Davis & Davis – Artist Statement

Planet X

Toy spacemen of the late 40's and early 50's combine a pre-Sputnik naiveté about space travel with a cold war paranoia about all things alien. Their art deco space suits feature bell jar helmets and back-slung, oxygen tanks; their elaborate ray guns bulge with deadly, high technology. Because they appeared before the dawn of the Space Age, they don't look like the astronauts we know today and seem to recall a future yet to come. For the series, "Planet X," we photograph these spacemen as they struggle with robots and other technology, with monsters and aliens, and with themselves in the barren, cratered landscape of

Planet X. 

The search for Planet X began in 1841 as the search for the eighth planet in our solar system and continues today as the search for the eleventh. Planet X was first renamed Neptune, then Vulcan (Urbain Le Verrier's intra-Mercurial planet), then Pluto, then Niburu (Zecharia Sitchin's "12th planet") and now Xena (the recently discovered tenth planet). Planet X is not a real planet, but rather a placeholder for planets yet to be found. In a mathematical sense, it is a variable: X = n +1, where n is the number of the last discovered planet. 
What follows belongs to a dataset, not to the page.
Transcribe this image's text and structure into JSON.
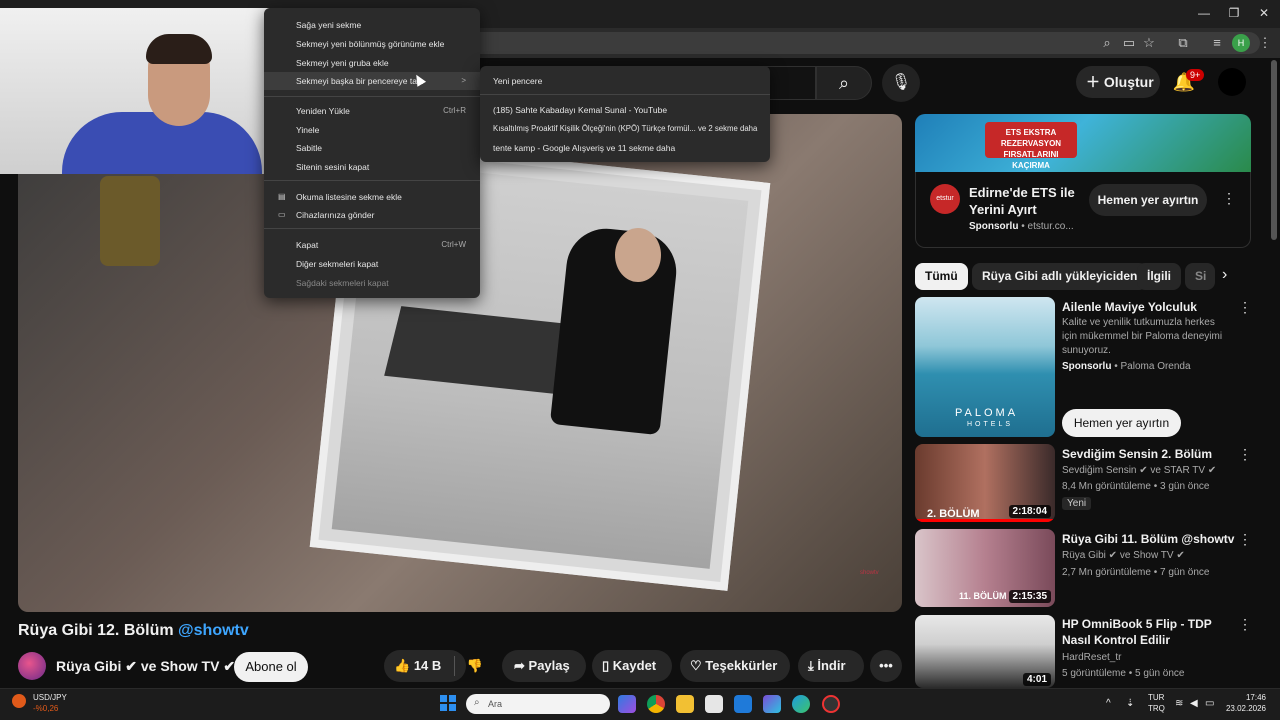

Planet X, in its role as the perpetually undiscovered sphere located at an ever-greater distance from the Earth, embodies both our hopes and our fears for the future. Our photographic series "Planet X," takes viewers to a strange and fantastic world where anything can happen.

Artists’ Statement: Small Talents

According to Abraham Maslow, there are two types of esteem needs: self-esteem, which results from mastery of a task and leads up the hierarchy to self-actualization, and the need for attention and acknowledgment from others, which harkens back to the lower need for love and belongingness.  A talent show can fulfill both kinds of esteem needs, provided there is both mastery on the part of the performer and acceptance on the part the audience. Anything less short-circuits the process, leaving the performer feeling inferior and unwanted.x 

 In the series, Small Talents, we photograph found dolls as would-be talent show contestants seen at the beginning, middle or end of their performance. The viewer becomes the audience for and judge of each contestant’s talent, asking him- or herself, has the performance finished (or even begun), does the performance rise to the level of talent, and finally, what is the talent in question?